At the same time, Hellofresh multiply it’s base of active customers by 6.5 during the 2015-2018 period and by x2.2 during the last two years.

Hellofresh has an Average Revenu per Users (ARPU) really stable during it’s last five year , around 176 EUR per quarter.
We can also extract the following ratios from financials statements :
Average orders per customer over a quarter: 3,6
Average order value (in EUR) : 46,4 EUR
Average meals per order: 7.4
If we look at the cost of good sold, Hellofresh express this cost as contribution margin, which is the sum of procurement expenses and fulfillment expenses. As we can see on the graph below, gross margin is table around 27-29%.

On the other cost line, S&GA expenses went down from 33% of revenues in 2016 to 22% in 2020 (TTM). The decrease is due to a decrease in marketing expenses at sales numbers equal.

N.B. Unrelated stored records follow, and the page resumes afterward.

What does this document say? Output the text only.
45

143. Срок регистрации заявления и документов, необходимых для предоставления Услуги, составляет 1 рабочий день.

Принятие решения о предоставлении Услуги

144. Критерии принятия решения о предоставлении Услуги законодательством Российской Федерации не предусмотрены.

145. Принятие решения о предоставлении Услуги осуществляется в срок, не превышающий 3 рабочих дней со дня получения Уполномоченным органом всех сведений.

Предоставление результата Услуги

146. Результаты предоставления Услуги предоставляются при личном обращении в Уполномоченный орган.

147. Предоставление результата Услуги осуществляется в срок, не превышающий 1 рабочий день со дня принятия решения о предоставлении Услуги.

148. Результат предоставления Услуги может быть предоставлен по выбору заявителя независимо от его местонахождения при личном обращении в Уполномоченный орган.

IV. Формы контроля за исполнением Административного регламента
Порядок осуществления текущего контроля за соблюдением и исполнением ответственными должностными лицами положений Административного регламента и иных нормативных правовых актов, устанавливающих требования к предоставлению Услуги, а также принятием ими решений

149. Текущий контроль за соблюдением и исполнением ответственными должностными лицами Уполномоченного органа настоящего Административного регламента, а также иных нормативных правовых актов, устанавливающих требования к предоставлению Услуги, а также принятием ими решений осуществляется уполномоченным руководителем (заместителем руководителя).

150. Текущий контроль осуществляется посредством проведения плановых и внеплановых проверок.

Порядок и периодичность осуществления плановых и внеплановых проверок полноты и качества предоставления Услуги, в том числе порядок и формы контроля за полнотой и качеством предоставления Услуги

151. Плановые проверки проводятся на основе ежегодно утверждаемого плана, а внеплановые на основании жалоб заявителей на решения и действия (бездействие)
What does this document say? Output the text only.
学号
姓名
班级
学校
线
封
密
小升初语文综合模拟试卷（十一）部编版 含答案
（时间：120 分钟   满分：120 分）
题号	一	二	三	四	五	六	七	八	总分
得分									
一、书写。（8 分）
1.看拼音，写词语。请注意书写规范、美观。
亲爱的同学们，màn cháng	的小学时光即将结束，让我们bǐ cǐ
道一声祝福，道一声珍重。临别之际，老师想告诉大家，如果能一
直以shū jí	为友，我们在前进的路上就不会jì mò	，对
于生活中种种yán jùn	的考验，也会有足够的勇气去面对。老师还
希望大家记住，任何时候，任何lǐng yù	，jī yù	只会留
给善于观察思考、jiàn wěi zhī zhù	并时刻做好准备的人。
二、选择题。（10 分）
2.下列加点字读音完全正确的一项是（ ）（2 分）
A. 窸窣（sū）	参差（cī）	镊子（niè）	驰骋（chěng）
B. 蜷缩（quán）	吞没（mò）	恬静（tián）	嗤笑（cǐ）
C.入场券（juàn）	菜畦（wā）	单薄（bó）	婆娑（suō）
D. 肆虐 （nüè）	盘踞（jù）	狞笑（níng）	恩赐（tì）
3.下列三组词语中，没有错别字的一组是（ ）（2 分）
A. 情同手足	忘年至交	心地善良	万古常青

To have a better understanding of the costs, we can see below the distribution of employee benefits expenses among the 4 cost line item. Employee benefits expenses represent 47 % of fulfillment expenses, 40 % of marketing expenses and only 6.5% of procurement expenses.

GOODFOOD
The Canadian grocery market is estimated at 126B$. Due to a high concentration of the industry, Canada has the particularity that roughly only 1% of the market is online. This consumer behaviour is strikingly different from other western countries. For example, online grocery represents 4% of the grocery market in the UK and almost 11% in the US.
The situation could be explained by three factors:
1. Costly delivery solutions do not make online groceries cost-effective enough
2. Strong habits (on average, a Canadian consumer purchases groceries 2.5x/week)
3. Online shopping creates a difficulty to guarantee the quality of the product.
However, the online grocery industry was among the fastest-growing industries in Canada in the last five years.
It looks like consumer behaviour is changing and the pandemic is only accelerating this trend. GoodFood announced a quarter result of 86M$ for the months of March, April, and May 2020, up 30M$ (+53%) from last quarter. If the actual situation continues for months, we have good reason to believe that some changes in habits will become a permanent trend.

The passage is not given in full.